Se transporter au XIXe siècle au travers de crimes odieux, rixes en tous genres, infractions contre les mœurs, ou affaires sordides, c’est ce que propose Karim Boukhris, historien, natif de Sorvilier. Etabli à La Chaux-de-Fonds depuis 2004, il a fouillé les archives juridiques du canton de Neuchâtel de l’époque et en a tiré des textes, nommés Capsules criminelles, qu’il raconte en public à la façon de Pierre Bellemare. Des scènes croustillantes à découvrir à Belprahon, le samedi 27 août à 19 h, à la salle communale.
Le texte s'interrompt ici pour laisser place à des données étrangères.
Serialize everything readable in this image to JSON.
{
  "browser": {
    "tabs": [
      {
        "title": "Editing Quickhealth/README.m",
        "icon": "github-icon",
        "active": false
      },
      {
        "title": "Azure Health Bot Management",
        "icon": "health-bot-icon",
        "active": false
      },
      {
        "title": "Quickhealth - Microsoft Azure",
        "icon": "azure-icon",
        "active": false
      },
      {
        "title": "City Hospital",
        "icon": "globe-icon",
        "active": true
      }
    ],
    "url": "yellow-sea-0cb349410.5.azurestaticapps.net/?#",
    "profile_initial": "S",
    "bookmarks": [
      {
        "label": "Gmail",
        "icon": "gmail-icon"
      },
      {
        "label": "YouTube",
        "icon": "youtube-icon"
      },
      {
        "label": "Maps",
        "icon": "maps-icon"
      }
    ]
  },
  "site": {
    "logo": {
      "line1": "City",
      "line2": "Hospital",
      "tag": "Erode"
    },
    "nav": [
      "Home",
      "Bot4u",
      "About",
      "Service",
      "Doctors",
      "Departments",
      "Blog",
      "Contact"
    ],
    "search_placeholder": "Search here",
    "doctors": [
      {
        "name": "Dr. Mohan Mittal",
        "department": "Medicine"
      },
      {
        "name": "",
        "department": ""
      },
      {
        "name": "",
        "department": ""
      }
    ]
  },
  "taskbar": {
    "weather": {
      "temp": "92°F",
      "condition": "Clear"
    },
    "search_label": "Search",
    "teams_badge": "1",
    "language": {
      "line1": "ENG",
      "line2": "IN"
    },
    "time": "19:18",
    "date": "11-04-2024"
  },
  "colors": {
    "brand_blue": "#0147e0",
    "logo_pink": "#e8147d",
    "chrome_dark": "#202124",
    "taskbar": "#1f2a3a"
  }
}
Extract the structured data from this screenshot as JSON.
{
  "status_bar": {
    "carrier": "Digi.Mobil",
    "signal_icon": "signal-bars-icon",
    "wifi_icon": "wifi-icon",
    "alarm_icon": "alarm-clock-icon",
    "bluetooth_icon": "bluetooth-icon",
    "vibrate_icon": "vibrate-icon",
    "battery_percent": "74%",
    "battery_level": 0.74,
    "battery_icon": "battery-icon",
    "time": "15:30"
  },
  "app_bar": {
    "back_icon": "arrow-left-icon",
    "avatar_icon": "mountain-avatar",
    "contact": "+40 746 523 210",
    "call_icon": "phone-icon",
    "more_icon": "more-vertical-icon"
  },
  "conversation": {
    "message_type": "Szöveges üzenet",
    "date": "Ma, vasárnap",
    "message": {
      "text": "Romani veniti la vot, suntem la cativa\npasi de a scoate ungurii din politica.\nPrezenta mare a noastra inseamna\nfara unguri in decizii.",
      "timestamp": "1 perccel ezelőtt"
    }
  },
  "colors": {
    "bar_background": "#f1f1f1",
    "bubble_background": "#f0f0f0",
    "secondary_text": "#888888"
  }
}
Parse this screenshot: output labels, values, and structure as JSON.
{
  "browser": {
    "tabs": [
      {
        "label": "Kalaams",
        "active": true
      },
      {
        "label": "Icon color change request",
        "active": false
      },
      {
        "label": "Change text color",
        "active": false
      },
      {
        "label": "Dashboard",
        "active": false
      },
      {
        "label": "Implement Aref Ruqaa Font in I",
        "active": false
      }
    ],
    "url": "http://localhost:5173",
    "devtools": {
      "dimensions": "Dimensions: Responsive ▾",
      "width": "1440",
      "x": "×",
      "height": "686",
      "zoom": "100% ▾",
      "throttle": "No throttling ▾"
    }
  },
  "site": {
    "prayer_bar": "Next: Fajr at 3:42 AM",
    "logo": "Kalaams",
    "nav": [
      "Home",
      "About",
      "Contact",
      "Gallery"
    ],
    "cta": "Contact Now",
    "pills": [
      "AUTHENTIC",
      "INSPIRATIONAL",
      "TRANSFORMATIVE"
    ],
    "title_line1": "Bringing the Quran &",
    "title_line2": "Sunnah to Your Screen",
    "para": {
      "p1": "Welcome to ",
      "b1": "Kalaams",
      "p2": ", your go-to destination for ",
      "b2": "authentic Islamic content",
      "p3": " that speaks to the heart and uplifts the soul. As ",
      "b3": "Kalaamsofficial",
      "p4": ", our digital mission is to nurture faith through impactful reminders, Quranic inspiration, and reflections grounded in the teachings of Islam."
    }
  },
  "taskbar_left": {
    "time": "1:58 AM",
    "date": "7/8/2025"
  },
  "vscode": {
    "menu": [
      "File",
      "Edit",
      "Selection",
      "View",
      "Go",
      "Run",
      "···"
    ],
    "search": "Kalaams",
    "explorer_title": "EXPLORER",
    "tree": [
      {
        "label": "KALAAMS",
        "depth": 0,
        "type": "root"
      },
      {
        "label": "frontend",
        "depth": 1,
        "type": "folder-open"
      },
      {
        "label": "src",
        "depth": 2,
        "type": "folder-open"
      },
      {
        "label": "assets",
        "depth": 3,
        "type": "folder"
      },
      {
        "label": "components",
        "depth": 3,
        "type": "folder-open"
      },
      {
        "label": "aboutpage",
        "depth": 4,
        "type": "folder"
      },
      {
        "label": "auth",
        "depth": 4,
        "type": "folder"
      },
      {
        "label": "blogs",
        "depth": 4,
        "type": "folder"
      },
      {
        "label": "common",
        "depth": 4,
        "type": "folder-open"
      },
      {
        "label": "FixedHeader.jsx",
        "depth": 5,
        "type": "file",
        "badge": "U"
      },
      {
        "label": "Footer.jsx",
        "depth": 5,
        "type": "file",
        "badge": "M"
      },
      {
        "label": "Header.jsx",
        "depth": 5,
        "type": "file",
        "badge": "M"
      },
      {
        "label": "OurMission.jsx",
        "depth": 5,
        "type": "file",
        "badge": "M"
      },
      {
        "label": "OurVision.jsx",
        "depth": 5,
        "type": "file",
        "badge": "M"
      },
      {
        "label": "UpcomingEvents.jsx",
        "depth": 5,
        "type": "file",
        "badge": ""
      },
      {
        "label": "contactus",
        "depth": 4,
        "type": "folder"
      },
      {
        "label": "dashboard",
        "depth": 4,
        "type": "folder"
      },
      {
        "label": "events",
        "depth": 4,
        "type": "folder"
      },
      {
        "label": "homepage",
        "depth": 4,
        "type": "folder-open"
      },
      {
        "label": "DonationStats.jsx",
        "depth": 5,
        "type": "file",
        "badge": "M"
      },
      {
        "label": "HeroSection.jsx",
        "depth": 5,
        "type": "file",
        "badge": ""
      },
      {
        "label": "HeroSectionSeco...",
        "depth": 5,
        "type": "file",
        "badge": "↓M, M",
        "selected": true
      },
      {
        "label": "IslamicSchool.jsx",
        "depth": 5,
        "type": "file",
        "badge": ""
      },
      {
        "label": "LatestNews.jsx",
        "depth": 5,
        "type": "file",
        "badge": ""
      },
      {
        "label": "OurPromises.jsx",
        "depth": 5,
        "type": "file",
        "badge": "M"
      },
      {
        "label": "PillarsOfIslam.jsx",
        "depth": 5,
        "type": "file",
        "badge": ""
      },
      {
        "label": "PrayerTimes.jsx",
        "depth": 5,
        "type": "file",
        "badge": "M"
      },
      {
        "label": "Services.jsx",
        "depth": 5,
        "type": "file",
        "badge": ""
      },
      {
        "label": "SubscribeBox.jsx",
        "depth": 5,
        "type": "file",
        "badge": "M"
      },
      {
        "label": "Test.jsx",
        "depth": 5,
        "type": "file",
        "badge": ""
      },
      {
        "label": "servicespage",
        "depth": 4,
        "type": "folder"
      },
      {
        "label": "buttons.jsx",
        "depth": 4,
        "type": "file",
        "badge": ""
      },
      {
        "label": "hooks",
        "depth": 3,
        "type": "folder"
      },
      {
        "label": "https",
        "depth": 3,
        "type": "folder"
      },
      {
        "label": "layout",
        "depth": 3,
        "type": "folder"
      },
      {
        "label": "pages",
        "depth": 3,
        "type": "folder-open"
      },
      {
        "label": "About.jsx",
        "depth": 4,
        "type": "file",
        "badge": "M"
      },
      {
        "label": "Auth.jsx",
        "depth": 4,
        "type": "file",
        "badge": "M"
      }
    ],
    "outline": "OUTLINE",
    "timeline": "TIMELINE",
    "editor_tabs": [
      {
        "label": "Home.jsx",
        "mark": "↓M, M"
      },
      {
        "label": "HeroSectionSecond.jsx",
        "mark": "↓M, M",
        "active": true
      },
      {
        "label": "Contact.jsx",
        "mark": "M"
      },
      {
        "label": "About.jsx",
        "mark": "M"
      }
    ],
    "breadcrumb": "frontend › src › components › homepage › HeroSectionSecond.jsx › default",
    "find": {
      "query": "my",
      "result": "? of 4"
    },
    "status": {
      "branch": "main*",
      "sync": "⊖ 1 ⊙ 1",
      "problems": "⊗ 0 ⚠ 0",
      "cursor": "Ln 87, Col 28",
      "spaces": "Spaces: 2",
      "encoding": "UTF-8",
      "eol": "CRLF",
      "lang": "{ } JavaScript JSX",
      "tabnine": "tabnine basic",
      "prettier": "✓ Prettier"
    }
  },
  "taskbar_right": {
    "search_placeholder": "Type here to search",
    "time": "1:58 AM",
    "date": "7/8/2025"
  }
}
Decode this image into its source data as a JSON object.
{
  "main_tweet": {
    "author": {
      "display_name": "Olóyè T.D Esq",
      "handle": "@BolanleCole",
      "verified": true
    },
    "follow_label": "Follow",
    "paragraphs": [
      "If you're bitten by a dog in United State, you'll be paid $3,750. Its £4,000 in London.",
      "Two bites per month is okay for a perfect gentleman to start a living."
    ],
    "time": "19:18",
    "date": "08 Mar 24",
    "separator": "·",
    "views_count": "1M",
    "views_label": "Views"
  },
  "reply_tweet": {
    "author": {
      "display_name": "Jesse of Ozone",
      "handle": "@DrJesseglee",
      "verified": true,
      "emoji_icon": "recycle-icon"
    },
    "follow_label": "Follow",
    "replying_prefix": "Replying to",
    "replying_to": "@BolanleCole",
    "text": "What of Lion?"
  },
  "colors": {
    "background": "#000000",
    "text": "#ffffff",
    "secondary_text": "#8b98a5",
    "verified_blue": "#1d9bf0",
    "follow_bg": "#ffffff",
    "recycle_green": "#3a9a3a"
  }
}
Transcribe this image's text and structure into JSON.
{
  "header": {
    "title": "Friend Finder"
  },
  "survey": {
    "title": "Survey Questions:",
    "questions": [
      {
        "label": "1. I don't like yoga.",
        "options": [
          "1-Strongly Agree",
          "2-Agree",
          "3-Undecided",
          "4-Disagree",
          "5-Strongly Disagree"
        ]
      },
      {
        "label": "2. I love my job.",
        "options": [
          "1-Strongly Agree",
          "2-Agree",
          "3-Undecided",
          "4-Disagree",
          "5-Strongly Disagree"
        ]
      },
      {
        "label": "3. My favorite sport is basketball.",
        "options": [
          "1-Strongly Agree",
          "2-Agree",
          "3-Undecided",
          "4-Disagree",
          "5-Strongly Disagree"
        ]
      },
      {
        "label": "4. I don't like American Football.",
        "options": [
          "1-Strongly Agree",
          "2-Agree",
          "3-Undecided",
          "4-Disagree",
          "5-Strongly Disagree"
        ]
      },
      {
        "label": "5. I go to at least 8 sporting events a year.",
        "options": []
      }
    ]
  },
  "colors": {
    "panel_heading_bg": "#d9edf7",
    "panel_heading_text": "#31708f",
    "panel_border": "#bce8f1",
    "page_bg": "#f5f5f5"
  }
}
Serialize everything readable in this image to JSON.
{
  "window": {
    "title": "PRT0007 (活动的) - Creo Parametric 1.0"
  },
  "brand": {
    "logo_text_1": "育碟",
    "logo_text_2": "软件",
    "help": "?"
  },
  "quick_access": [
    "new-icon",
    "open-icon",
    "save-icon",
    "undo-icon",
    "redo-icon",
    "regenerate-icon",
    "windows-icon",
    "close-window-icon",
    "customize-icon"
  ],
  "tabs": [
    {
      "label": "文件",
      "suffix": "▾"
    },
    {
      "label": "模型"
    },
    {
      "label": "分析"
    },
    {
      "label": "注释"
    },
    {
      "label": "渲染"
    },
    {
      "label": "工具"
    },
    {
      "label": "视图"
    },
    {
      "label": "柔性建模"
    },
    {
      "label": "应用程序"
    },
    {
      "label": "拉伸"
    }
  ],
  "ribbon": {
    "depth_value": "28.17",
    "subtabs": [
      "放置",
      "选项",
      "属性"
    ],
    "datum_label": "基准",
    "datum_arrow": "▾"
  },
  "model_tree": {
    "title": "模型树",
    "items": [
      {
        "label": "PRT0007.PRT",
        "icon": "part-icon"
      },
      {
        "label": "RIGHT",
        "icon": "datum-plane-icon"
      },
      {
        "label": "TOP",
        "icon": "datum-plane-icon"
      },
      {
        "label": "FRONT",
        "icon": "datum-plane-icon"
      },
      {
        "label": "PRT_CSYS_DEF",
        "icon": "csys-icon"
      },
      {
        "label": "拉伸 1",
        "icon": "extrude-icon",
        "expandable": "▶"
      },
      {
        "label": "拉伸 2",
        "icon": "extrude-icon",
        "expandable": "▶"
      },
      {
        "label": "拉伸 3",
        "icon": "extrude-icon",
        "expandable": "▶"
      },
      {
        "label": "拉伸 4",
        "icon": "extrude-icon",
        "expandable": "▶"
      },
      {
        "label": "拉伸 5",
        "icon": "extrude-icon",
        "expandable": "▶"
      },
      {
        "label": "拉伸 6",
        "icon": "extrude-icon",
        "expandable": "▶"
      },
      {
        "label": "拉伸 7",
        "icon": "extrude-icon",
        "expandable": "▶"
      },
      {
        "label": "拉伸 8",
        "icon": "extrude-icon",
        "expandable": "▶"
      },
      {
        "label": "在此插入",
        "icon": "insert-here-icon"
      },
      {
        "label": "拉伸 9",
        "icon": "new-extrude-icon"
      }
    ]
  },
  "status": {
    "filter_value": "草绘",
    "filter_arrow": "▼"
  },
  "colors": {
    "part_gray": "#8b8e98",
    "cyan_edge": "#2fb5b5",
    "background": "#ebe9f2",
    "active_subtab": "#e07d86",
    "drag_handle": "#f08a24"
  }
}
Père de trois enfants, Karim Boukhris, né en 1972, a d’abord travaillé sur des chantiers avant de suivre une formation universitaire en histoire et sociologie. Il a travaillé en qualité de collaborateur scientifique au Musée d’histoire de La Chaux-de-Fonds. Ses recherches, dans le contexte de son travail de doctorat, l’ont amené à se pencher sur les archives judiciaires de la Principauté de Neuchâtel relatives à la période postrévolutionnaire, soit de 1790 à 1880. Ainsi, il a pu consulter les retranscriptions fidèles des déclarations des protagonistes de ces affaires retentissantes, témoins, victimes et auteurs, avec les notes des acteurs de la justice, greffiers et juges. Il a décortiqué près de 2400 affaires judicaires pour en ressortir une bonne vingtaine qu’il relate dans des écrits.
Parcours insolite
Il est également auteur et acteur de théâtre (aux Tréteaux d’Orval), a présidé le Conseil général de La Tchaux, est député au Grand conseil neuchâtelois sous les couleurs du POP, et fut animateur du groupe Bélier. Il a aussi eu l’opportunité d’écrire et mettre en scène trois visites théâtralisées du Château de Valangin qui constitue le décor de l’une ou l’autre de ses capsules criminelles, puisque cette imposante bâtisse servait de prison pour les autorités locales de l’époque.
Notes historiques
Ces capsules criminelles sont des récits des chroniques judiciaires qui remontent à des temps pas si lointains et qui reposent sur des faits réels de la vie quotidienne d’alors. Ces affaires sont ancrées dans une région alors encore rurale, gouvernée par un prince établi loin à l’étranger, avec des institutions bien rodées sur place : un Conseil d’Etat qui fonctionne comme autorité de recours, des juges de district, des gendarmes locaux et aussi un bourreau pour l’exécution de tâches plus ou moins rémunératrices en sa qualité de maître des hautes et basses œuvres. La torture n’est pas encore abolie et des détenus rejoindront la chaîne du bagne ou seront contrains de quitter le territoire suisse. C’est aussi un peu l’histoire de l’évolution de la justice.
Capsules criminelles
Karim Boukhris s’est plongé dans ces archives judiciaires pour être proche des petites gens de l’époque et révéler comment elles vivaient, en altérant le moins possible la réalité et en utilisant les termes de jadis. Il a choisi de raconter ces légendes de la vie habituelle d’autrefois surtout dans les bistrots, pour un public éclectique qui ne fréquente pas forcément les hauts lieux culturels. Il avoue que son enfance a été bercée par les histoires véridiques de Pierre Bellemare. A son instar, il dévoile des histoires pleines de rebondissement, de suspense, n’hésitant pas de souligner les détails les plus cocasses, voire glauques. La force de ces récits tient dans l’efficacité d’une écriture qui rend bien vivants des personnages hauts en couleur, parfois citoyens au cœur d’une dispute idiote, parfois simples marginaux réprouvés par la populace et les notables du lieu, mais aussi des bandits aguerris. On y retrouve toujours les mêmes ferments, les mêmes mobiles : l’intolérance, la passion, la jalousie ou la cupidité.
Par ces capsules criminelles, il démontre aussi combien la justice des hommes peut se montrer brutale, alors que c’est cela même qu’elle reproche aux accusés qu’elle poursuit. Nul besoin de connaître l’histoire neuchâteloise ou d’avoir des connaissances juridiques pour apprécier les histoires de Karim, enfant de Sorvilier, qui fera à coup sûr vibrer son auditoire.